Pacman AI Projects
|CS 3600 Intro to AI||Andrea Thomaz||Spring 2012||Python||No||Code N/A|
|CS 3600 Intro to AI||Andrea Thomaz||Fall 2013||Python||Yes||Code N/A|
These projects were developed at UC Berkley to teach fundamental AI concepts, and are used at numerous universities, including Georgia Tech. In particular, the project on particle filters was very enjoyable and enlightening - once I got it working, I realized, somewhat naively, that surely this kind of thing (Bayes Nets/SMC) must surely be the future of optimization problem solving where analytical solutions are intractible or unknown.

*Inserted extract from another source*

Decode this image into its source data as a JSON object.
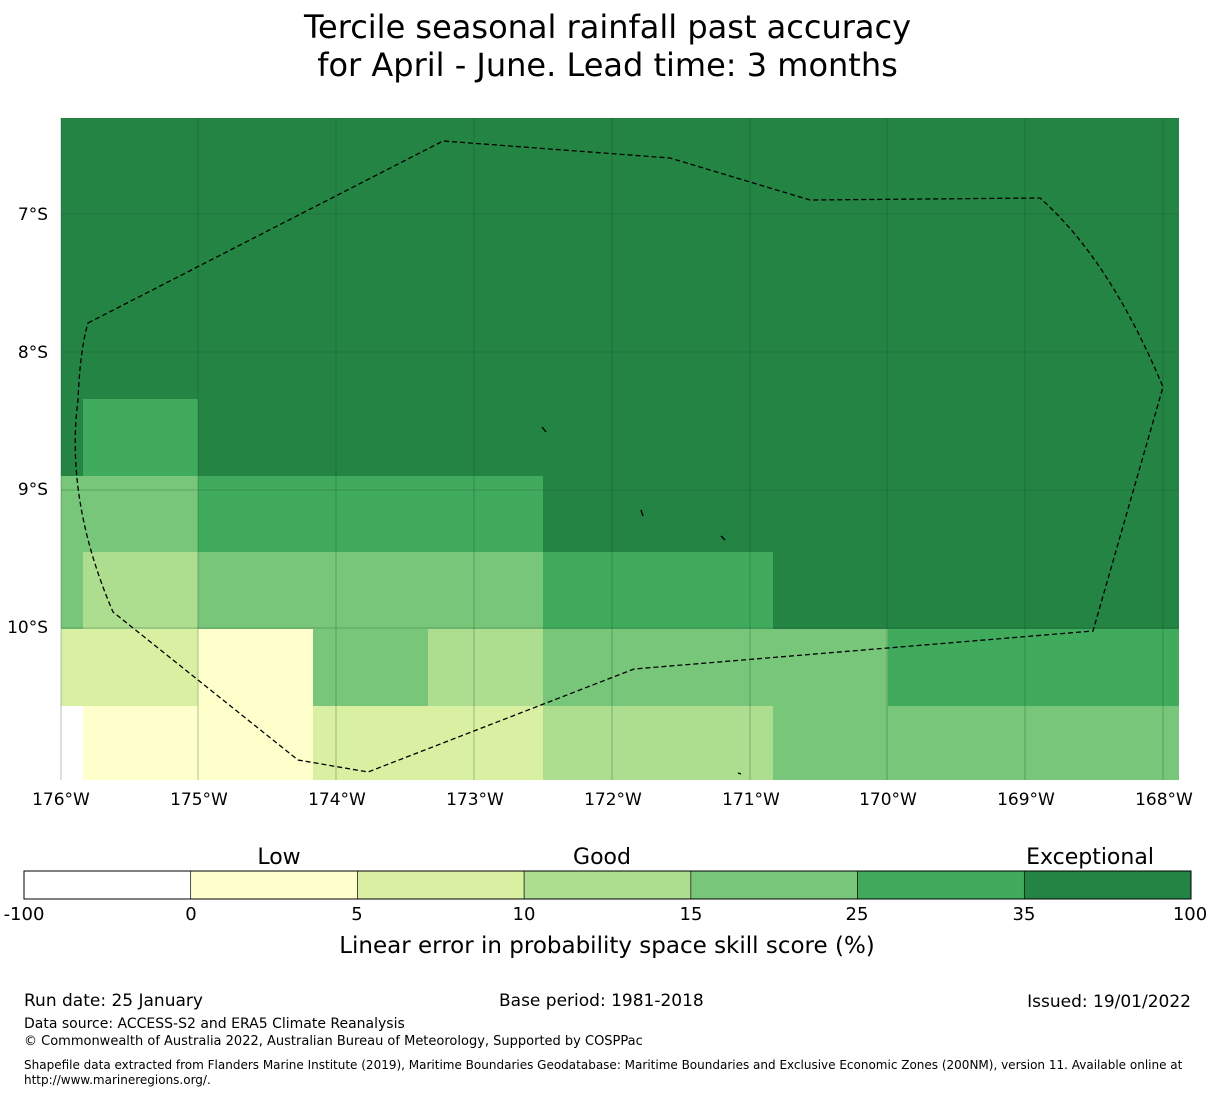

In the particle filter Pacman project, Pacman is blind but has a kind of imprecise sonor-like senory ability, and instead of evading ghosts, he tries to eat them. His limited perceptions yield only a rough estimate of an area in the grid-like map where the ghosts might be found, with differening pobabilities of ghost locations being represented visually with different intensities of color. Pacman himself is pretty dumb - he just moves toward the closest of the brightest cell of each color, representing his strongest belief of where the ghost of that color is currently located.
When I need to explain multi-modal optimization to someone, I use the visualization of Pacman and his particle "sonar" tracking down ghosts as a visual aid. It's the best visualization of this concept I've come across.